Фунт не ответил. Зэки сидели рядом, закованные в томительное молчание, отгороженные своими заботами от общего веселья. Левую щеку Граматчикова подергивает тик, но, похоже, он не чувствует, и Вадим смотрит на ее короткие, тряские прыжки в надежде — она сейчас устанет и остановится. Должна же наконец!
Щека трясется…
Потом было услышано и понято обоими. Вадим убрал взгляд от щеки Евлампия. Негромкие слова прошли сквозь их общую тишину:
— Я прочту стихи…
И опять тишина, и они решили — она замкнулась, она снова — броня. Щека замерла, тягуче, напряженно, как застывающее на морозе тесто. Держится из последних сил на самом, кажется, пределе. Вслед за тем, кто обещал читать стихи, сказал еще один злой и ехидный голос:
— Валяй лучше молитву.
Его сердито обрывают:
— Не выступай!
— Можно и молитву, — соглашается Монах, — точнее: не молитву, проповедь.

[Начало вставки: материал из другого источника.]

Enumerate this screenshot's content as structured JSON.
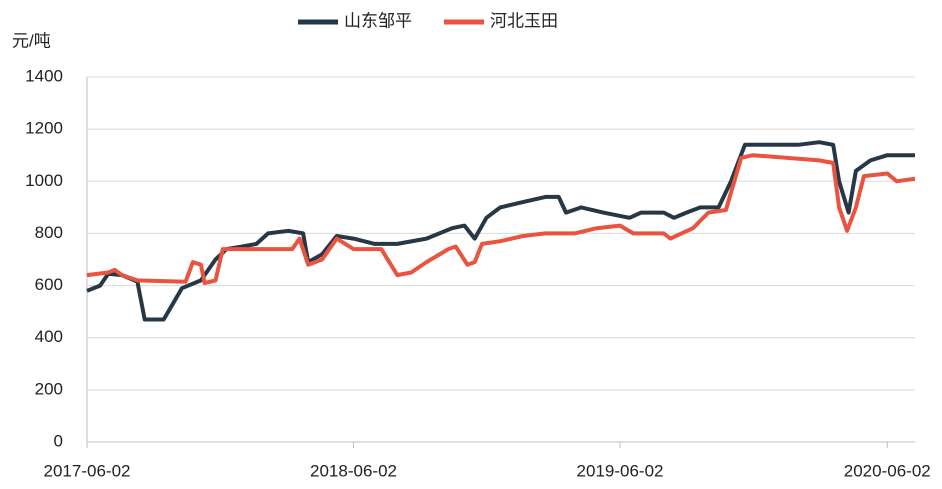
{
  "chart_data": {
    "type": "line",
    "ylabel": "元/吨",
    "x": [
      "2017-06-02",
      "2017-06-20",
      "2017-07-01",
      "2017-07-20",
      "2017-08-10",
      "2017-08-20",
      "2017-09-15",
      "2017-10-10",
      "2017-11-05",
      "2017-11-25",
      "2017-12-10",
      "2018-01-01",
      "2018-01-20",
      "2018-02-05",
      "2018-03-05",
      "2018-03-25",
      "2018-04-01",
      "2018-04-20",
      "2018-05-10",
      "2018-06-02",
      "2018-07-01",
      "2018-08-01",
      "2018-09-10",
      "2018-10-15",
      "2018-11-01",
      "2018-11-15",
      "2018-12-01",
      "2018-12-20",
      "2019-01-20",
      "2019-02-20",
      "2019-03-10",
      "2019-03-20",
      "2019-04-10",
      "2019-05-10",
      "2019-06-15",
      "2019-07-01",
      "2019-08-01",
      "2019-08-15",
      "2019-09-01",
      "2019-09-20",
      "2019-10-15",
      "2019-11-01",
      "2019-11-20",
      "2019-12-20",
      "2020-02-01",
      "2020-03-01",
      "2020-03-20",
      "2020-03-28",
      "2020-04-10",
      "2020-04-20",
      "2020-05-10",
      "2020-06-02",
      "2020-07-10"
    ],
    "series": [
      {
        "name": "山东邹平",
        "color": "#263746",
        "values": [
          580,
          600,
          645,
          640,
          615,
          470,
          470,
          590,
          620,
          700,
          740,
          750,
          760,
          800,
          810,
          800,
          690,
          720,
          790,
          780,
          760,
          760,
          780,
          820,
          830,
          780,
          860,
          900,
          920,
          940,
          940,
          880,
          900,
          880,
          860,
          880,
          880,
          860,
          880,
          900,
          900,
          1000,
          1140,
          1140,
          1140,
          1150,
          1140,
          1000,
          880,
          1040,
          1080,
          1100,
          1100
        ]
      },
      {
        "name": "河北玉田",
        "color": "#e9533f",
        "x": [
          "2017-06-02",
          "2017-07-01",
          "2017-07-10",
          "2017-07-20",
          "2017-08-10",
          "2017-10-15",
          "2017-10-25",
          "2017-11-05",
          "2017-11-10",
          "2017-11-25",
          "2017-12-05",
          "2018-01-01",
          "2018-03-10",
          "2018-03-20",
          "2018-04-01",
          "2018-04-20",
          "2018-05-10",
          "2018-06-02",
          "2018-07-10",
          "2018-08-01",
          "2018-08-20",
          "2018-09-10",
          "2018-10-10",
          "2018-10-20",
          "2018-11-05",
          "2018-11-15",
          "2018-11-25",
          "2018-12-20",
          "2019-01-20",
          "2019-02-20",
          "2019-04-01",
          "2019-05-01",
          "2019-06-02",
          "2019-06-20",
          "2019-08-01",
          "2019-08-10",
          "2019-09-10",
          "2019-10-01",
          "2019-10-25",
          "2019-11-15",
          "2019-12-01",
          "2020-03-01",
          "2020-03-20",
          "2020-03-28",
          "2020-04-08",
          "2020-04-20",
          "2020-05-01",
          "2020-06-02",
          "2020-06-15",
          "2020-07-10"
        ],
        "values": [
          640,
          650,
          660,
          640,
          620,
          615,
          690,
          680,
          610,
          620,
          740,
          740,
          740,
          780,
          680,
          700,
          780,
          740,
          740,
          640,
          650,
          690,
          740,
          750,
          680,
          690,
          760,
          770,
          790,
          800,
          800,
          820,
          830,
          800,
          800,
          780,
          820,
          880,
          890,
          1090,
          1100,
          1080,
          1070,
          900,
          810,
          900,
          1020,
          1030,
          1000,
          1010
        ]
      }
    ],
    "xlim": [
      "2017-06-02",
      "2020-07-10"
    ],
    "xticks": [
      "2017-06-02",
      "2018-06-02",
      "2019-06-02",
      "2020-06-02"
    ],
    "ylim": [
      0,
      1400
    ],
    "yticks": [
      0,
      200,
      400,
      600,
      800,
      1000,
      1200,
      1400
    ],
    "grid": true,
    "legend": "top"
  }
}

— От чегой-то нас Бог не бережет?! Объясни!
— Не смейте! — почти на визге запротестовал Убей-Папу, но Иосиф Гнатюк закрыл ему широкой ладонью рот.

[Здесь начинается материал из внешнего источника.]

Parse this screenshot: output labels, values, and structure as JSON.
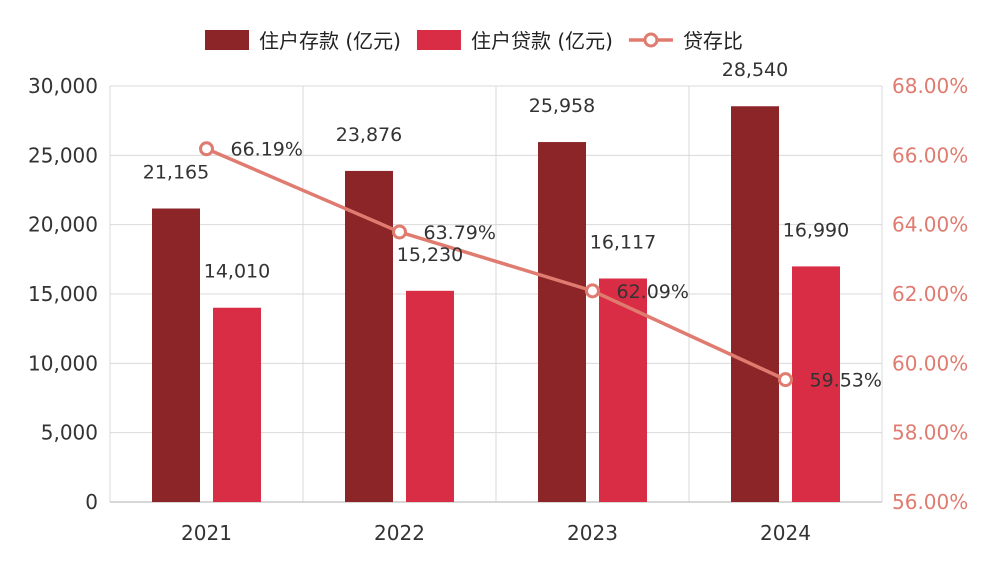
{
  "chart_data": {
    "type": "bar",
    "categories": [
      "2021",
      "2022",
      "2023",
      "2024"
    ],
    "series": [
      {
        "name": "住户存款 (亿元)",
        "kind": "bar",
        "axis": "left",
        "color": "#8b2528",
        "values": [
          21165,
          23876,
          25958,
          28540
        ],
        "labels": [
          "21,165",
          "23,876",
          "25,958",
          "28,540"
        ]
      },
      {
        "name": "住户贷款 (亿元)",
        "kind": "bar",
        "axis": "left",
        "color": "#d92d45",
        "values": [
          14010,
          15230,
          16117,
          16990
        ],
        "labels": [
          "14,010",
          "15,230",
          "16,117",
          "16,990"
        ]
      },
      {
        "name": "贷存比",
        "kind": "line",
        "axis": "right",
        "color": "#e07b70",
        "values": [
          66.19,
          63.79,
          62.09,
          59.53
        ],
        "labels": [
          "66.19%",
          "63.79%",
          "62.09%",
          "59.53%"
        ]
      }
    ],
    "ylim": [
      0,
      30000
    ],
    "yticks": [
      0,
      5000,
      10000,
      15000,
      20000,
      25000,
      30000
    ],
    "ytick_labels": [
      "0",
      "5,000",
      "10,000",
      "15,000",
      "20,000",
      "25,000",
      "30,000"
    ],
    "y2lim": [
      56,
      68
    ],
    "y2ticks": [
      56,
      58,
      60,
      62,
      64,
      66,
      68
    ],
    "y2tick_labels": [
      "56.00%",
      "58.00%",
      "60.00%",
      "62.00%",
      "64.00%",
      "66.00%",
      "68.00%"
    ],
    "grid": true,
    "legend_position": "top-center",
    "title": "",
    "xlabel": "",
    "ylabel": ""
  }
}
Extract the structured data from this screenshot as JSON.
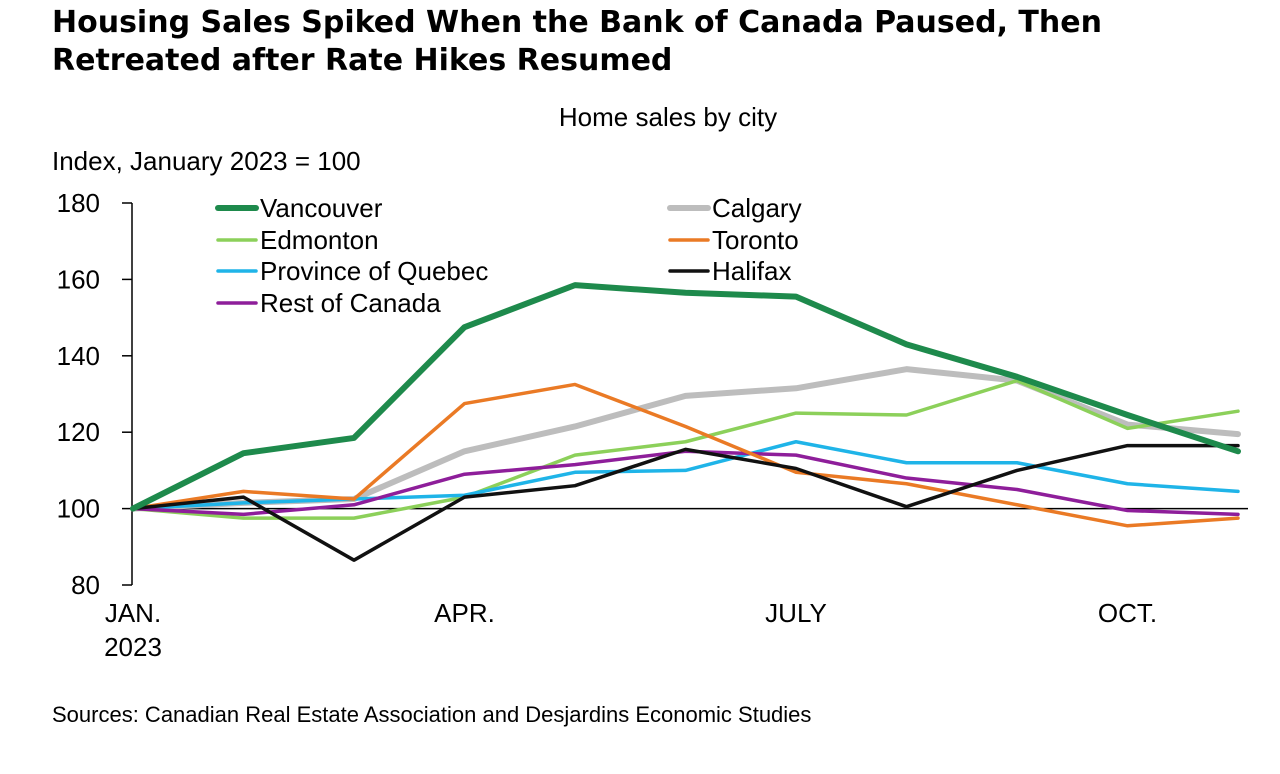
{
  "chart_data": {
    "type": "line",
    "title_lines": [
      "Housing Sales Spiked When the Bank of Canada Paused, Then",
      "Retreated after Rate Hikes Resumed"
    ],
    "subtitle": "Home sales by city",
    "ylabel": "Index, January 2023 = 100",
    "source": "Sources: Canadian Real Estate Association and Desjardins Economic Studies",
    "x": [
      "2023-01",
      "2023-02",
      "2023-03",
      "2023-04",
      "2023-05",
      "2023-06",
      "2023-07",
      "2023-08",
      "2023-09",
      "2023-10",
      "2023-11"
    ],
    "x_ticks": [
      {
        "index": 0,
        "lines": [
          "JAN.",
          "2023"
        ]
      },
      {
        "index": 3,
        "lines": [
          "APR."
        ]
      },
      {
        "index": 6,
        "lines": [
          "JULY"
        ]
      },
      {
        "index": 9,
        "lines": [
          "OCT."
        ]
      }
    ],
    "ylim": [
      80,
      180
    ],
    "yticks": [
      80,
      100,
      120,
      140,
      160,
      180
    ],
    "reference_line": 100,
    "grid": false,
    "legend_placement": "top-left, two columns",
    "series": [
      {
        "name": "Vancouver",
        "color": "#1e8a4c",
        "width": "thick",
        "values": [
          100,
          114.5,
          118.5,
          147.5,
          158.5,
          156.5,
          155.5,
          143,
          134.5,
          124.5,
          115
        ]
      },
      {
        "name": "Calgary",
        "color": "#bdbdbd",
        "width": "thick",
        "values": [
          100,
          101.5,
          102.5,
          115,
          121.5,
          129.5,
          131.5,
          136.5,
          133.5,
          122,
          119.5
        ]
      },
      {
        "name": "Edmonton",
        "color": "#8cd05a",
        "width": "medium",
        "values": [
          100,
          97.5,
          97.5,
          103,
          114,
          117.5,
          125,
          124.5,
          133.5,
          121,
          125.5
        ]
      },
      {
        "name": "Toronto",
        "color": "#ea7a25",
        "width": "medium",
        "values": [
          100,
          104.5,
          102.5,
          127.5,
          132.5,
          121.5,
          109.5,
          106.5,
          101,
          95.5,
          97.5
        ]
      },
      {
        "name": "Province of Quebec",
        "color": "#1fb4e8",
        "width": "medium",
        "values": [
          100,
          101.5,
          102.5,
          103.5,
          109.5,
          110,
          117.5,
          112,
          112,
          106.5,
          104.5
        ]
      },
      {
        "name": "Halifax",
        "color": "#111111",
        "width": "medium",
        "values": [
          100,
          103,
          86.5,
          103,
          106,
          115.5,
          110.5,
          100.5,
          110,
          116.5,
          116.5
        ]
      },
      {
        "name": "Rest of Canada",
        "color": "#8e1e9a",
        "width": "medium",
        "values": [
          100,
          98.5,
          101,
          109,
          111.5,
          115,
          114,
          108,
          105,
          99.5,
          98.5
        ]
      }
    ]
  }
}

Мучительные мысли вернулись из затянувшегося их тихого омута, всплыли со дна в огромном пузыре, который лопнул на поверхности беззвучно. Отец Кирилл стоял в кругу, очерченном светом единственной лампы. Белое лицо с рублевских икон над черным сатином русской косоворотки загадочно непроницаемо. Рука, та, которую Вадим помнил пришитую к столу финкой Ведьмы, лежит лебединым крылом на куске ночи у изгиба локтя, и кровь, пролитая отцом Кириллом, сочится из памяти тяжелыми, теплыми каплями. Живая… Кап! Кап! Кап!

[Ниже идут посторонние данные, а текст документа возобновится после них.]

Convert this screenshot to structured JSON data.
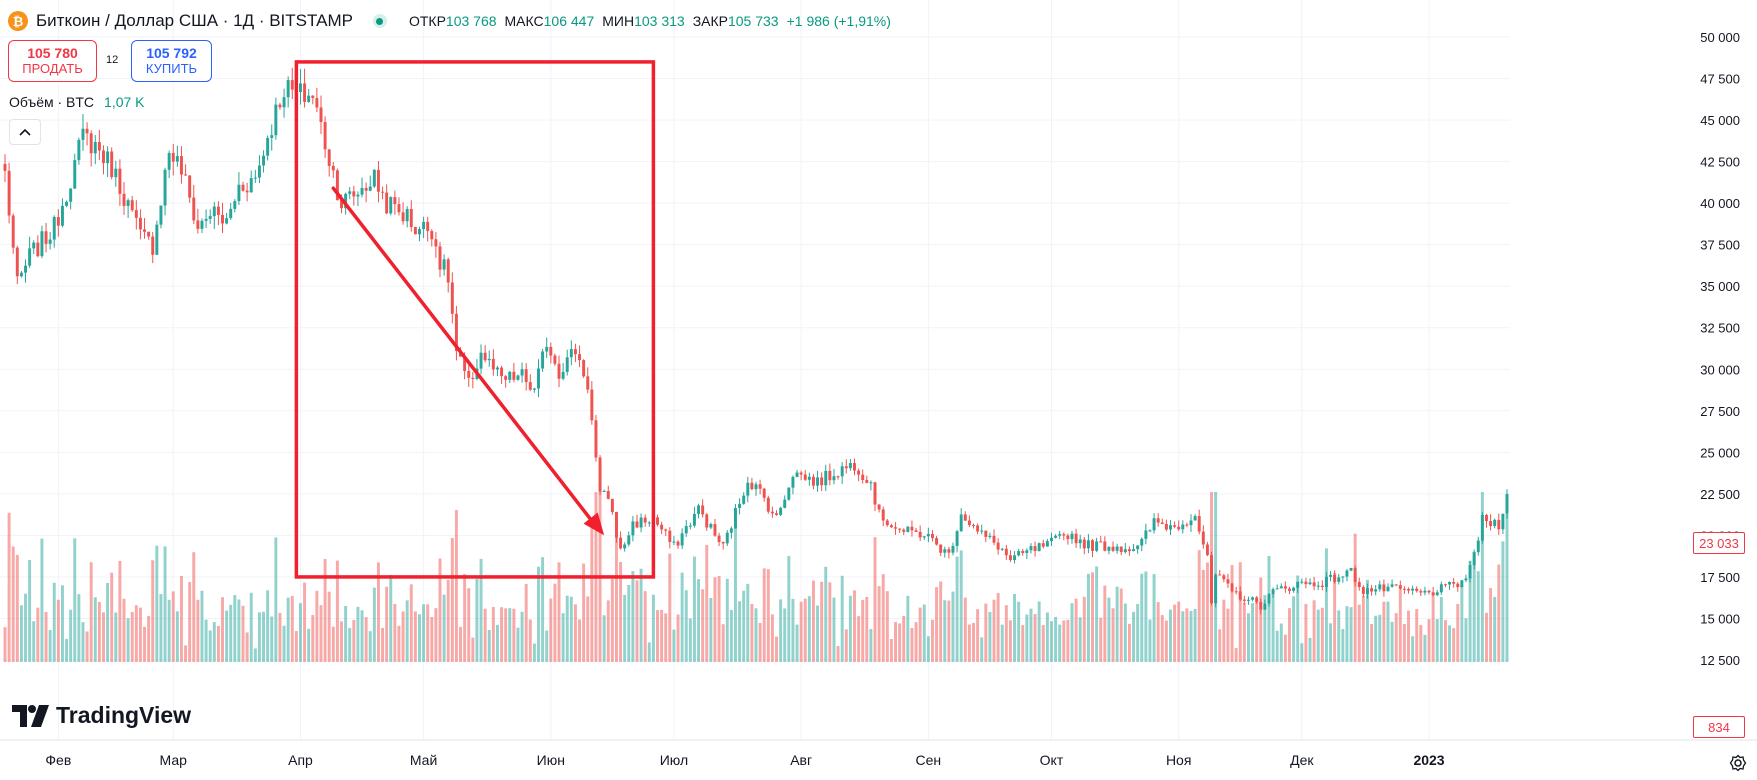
{
  "header": {
    "coin_symbol": "₿",
    "coin_color": "#f7931a",
    "symbol": "Биткоин / Доллар США · 1Д · BITSTAMP",
    "open_label": "ОТКР",
    "open_value": "103 768",
    "high_label": "МАКС",
    "high_value": "106 447",
    "low_label": "МИН",
    "low_value": "103 313",
    "close_label": "ЗАКР",
    "close_value": "105 733",
    "change": "+1 986 (+1,91%)"
  },
  "trade": {
    "sell_price": "105 780",
    "sell_label": "ПРОДАТЬ",
    "spread": "12",
    "buy_price": "105 792",
    "buy_label": "КУПИТЬ"
  },
  "volume_legend": {
    "label": "Объём · BTC",
    "value": "1,07 K"
  },
  "logo": {
    "text": "TradingView"
  },
  "price_labels": {
    "last_price": "23 033",
    "last_volume": "834"
  },
  "colors": {
    "up": "#26a69a",
    "down": "#ef5350",
    "annotation": "#f0202e",
    "up_text": "#089981",
    "down_text": "#f23645"
  },
  "chart_data": {
    "type": "candlestick",
    "title": "Биткоин / Доллар США · 1Д · BITSTAMP",
    "x_axis_labels": [
      "Фев",
      "Мар",
      "Апр",
      "Май",
      "Июн",
      "Июл",
      "Авг",
      "Сен",
      "Окт",
      "Ноя",
      "Дек",
      "2023"
    ],
    "x_axis_label_dates": [
      "2022-02-01",
      "2022-03-01",
      "2022-04-01",
      "2022-05-01",
      "2022-06-01",
      "2022-07-01",
      "2022-08-01",
      "2022-09-01",
      "2022-10-01",
      "2022-11-01",
      "2022-12-01",
      "2023-01-01"
    ],
    "y_ticks": [
      50000,
      47500,
      45000,
      42500,
      40000,
      37500,
      35000,
      32500,
      30000,
      27500,
      25000,
      22500,
      20000,
      17500,
      15000,
      12500
    ],
    "y_tick_labels": [
      "50 000",
      "47 500",
      "45 000",
      "42 500",
      "40 000",
      "37 500",
      "35 000",
      "32 500",
      "30 000",
      "27 500",
      "25 000",
      "22 500",
      "20 000",
      "17 500",
      "15 000",
      "12 500"
    ],
    "ylim": [
      12500,
      50000
    ],
    "grid": true,
    "date_range": [
      "2022-01-19",
      "2023-01-20"
    ],
    "close_anchors": [
      [
        "2022-01-19",
        41800
      ],
      [
        "2022-01-22",
        35000
      ],
      [
        "2022-01-25",
        36800
      ],
      [
        "2022-01-31",
        38500
      ],
      [
        "2022-02-04",
        41500
      ],
      [
        "2022-02-07",
        44000
      ],
      [
        "2022-02-10",
        43500
      ],
      [
        "2022-02-14",
        42200
      ],
      [
        "2022-02-17",
        40500
      ],
      [
        "2022-02-21",
        38000
      ],
      [
        "2022-02-24",
        37500
      ],
      [
        "2022-02-28",
        43200
      ],
      [
        "2022-03-03",
        42000
      ],
      [
        "2022-03-07",
        38500
      ],
      [
        "2022-03-10",
        39500
      ],
      [
        "2022-03-14",
        38800
      ],
      [
        "2022-03-17",
        41000
      ],
      [
        "2022-03-21",
        41500
      ],
      [
        "2022-03-24",
        44000
      ],
      [
        "2022-03-28",
        47000
      ],
      [
        "2022-03-31",
        46500
      ],
      [
        "2022-04-04",
        46500
      ],
      [
        "2022-04-08",
        42700
      ],
      [
        "2022-04-11",
        40000
      ],
      [
        "2022-04-14",
        40500
      ],
      [
        "2022-04-19",
        41500
      ],
      [
        "2022-04-22",
        40000
      ],
      [
        "2022-04-27",
        39200
      ],
      [
        "2022-04-29",
        38500
      ],
      [
        "2022-05-03",
        38500
      ],
      [
        "2022-05-05",
        36500
      ],
      [
        "2022-05-07",
        35500
      ],
      [
        "2022-05-09",
        31000
      ],
      [
        "2022-05-12",
        29000
      ],
      [
        "2022-05-15",
        31000
      ],
      [
        "2022-05-20",
        29300
      ],
      [
        "2022-05-25",
        29600
      ],
      [
        "2022-05-28",
        28600
      ],
      [
        "2022-05-31",
        31700
      ],
      [
        "2022-06-03",
        29900
      ],
      [
        "2022-06-07",
        31200
      ],
      [
        "2022-06-10",
        29100
      ],
      [
        "2022-06-13",
        22300
      ],
      [
        "2022-06-15",
        22400
      ],
      [
        "2022-06-18",
        19000
      ],
      [
        "2022-06-21",
        20700
      ],
      [
        "2022-06-26",
        21000
      ],
      [
        "2022-07-01",
        19300
      ],
      [
        "2022-07-07",
        21600
      ],
      [
        "2022-07-11",
        20000
      ],
      [
        "2022-07-13",
        19300
      ],
      [
        "2022-07-19",
        23400
      ],
      [
        "2022-07-22",
        22600
      ],
      [
        "2022-07-26",
        21000
      ],
      [
        "2022-07-30",
        23800
      ],
      [
        "2022-08-05",
        23200
      ],
      [
        "2022-08-10",
        23900
      ],
      [
        "2022-08-14",
        24300
      ],
      [
        "2022-08-18",
        23200
      ],
      [
        "2022-08-20",
        21200
      ],
      [
        "2022-08-26",
        20200
      ],
      [
        "2022-08-31",
        20100
      ],
      [
        "2022-09-06",
        18800
      ],
      [
        "2022-09-09",
        21400
      ],
      [
        "2022-09-13",
        20200
      ],
      [
        "2022-09-18",
        19400
      ],
      [
        "2022-09-21",
        18500
      ],
      [
        "2022-09-26",
        19100
      ],
      [
        "2022-09-30",
        19400
      ],
      [
        "2022-10-05",
        20100
      ],
      [
        "2022-10-10",
        19400
      ],
      [
        "2022-10-13",
        19400
      ],
      [
        "2022-10-18",
        19300
      ],
      [
        "2022-10-22",
        19200
      ],
      [
        "2022-10-26",
        20800
      ],
      [
        "2022-10-31",
        20500
      ],
      [
        "2022-11-05",
        21300
      ],
      [
        "2022-11-08",
        18500
      ],
      [
        "2022-11-09",
        15900
      ],
      [
        "2022-11-10",
        17600
      ],
      [
        "2022-11-14",
        16600
      ],
      [
        "2022-11-21",
        15800
      ],
      [
        "2022-11-24",
        16600
      ],
      [
        "2022-11-30",
        17100
      ],
      [
        "2022-12-05",
        17100
      ],
      [
        "2022-12-13",
        17800
      ],
      [
        "2022-12-16",
        16700
      ],
      [
        "2022-12-22",
        16800
      ],
      [
        "2022-12-31",
        16500
      ],
      [
        "2023-01-06",
        16900
      ],
      [
        "2023-01-09",
        17200
      ],
      [
        "2023-01-11",
        17900
      ],
      [
        "2023-01-13",
        19900
      ],
      [
        "2023-01-14",
        20900
      ],
      [
        "2023-01-18",
        20700
      ],
      [
        "2023-01-20",
        22600
      ]
    ],
    "last_price": 23033,
    "last_volume": 834,
    "volume_series_name": "Объём · BTC"
  },
  "annotations": {
    "rectangle": {
      "from_date": "2022-03-31",
      "to_date": "2022-06-26",
      "top": 48500,
      "bottom": 17500
    },
    "arrow": {
      "from_date": "2022-04-09",
      "from_price": 40900,
      "to_date": "2022-06-14",
      "to_price": 20000
    }
  }
}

Красные слезы — в глазах, сквозь них человек, пытающийся объяснить тебе своей жизнью, для чего нужен твой приход в этот безобразный мир. Зачем?! Как он, ты все равно не сможешь — не дано, как есть, не хочешь, но живешь. Циничное надругательство над жизнью — это странное ее прожитие. Весь отпущенный срок по указанной тропке, в указанном направлении, в потемках чьей-то безумной воли… Ползешь? И поди высунься из миллионной шеренги — тут же станешь мишенью. Он встал. Или не падал… Идет, хоть и туда же, куда все — к смерти, но не в страхе ожидания, в несомненной уверенности своего постоянного продолжения.
Идет. Ему уже хорошо в будущем веке, тем хорошим он светится сквозь черное одеяние и свет тот известен людям. Когда только прозреть успел? До начала срока жизни? Почему ему — прозрение, а мне — нет?! Не ищу… Собьет тебя с толку Монах. Погреет душу, уведет от цели, будто ребенка, очарованного светом первой звезды на небосклоне. Станешь покорным, тихим, способным принимать чужую боль, как свою. Все чувствовать душою обнаженной.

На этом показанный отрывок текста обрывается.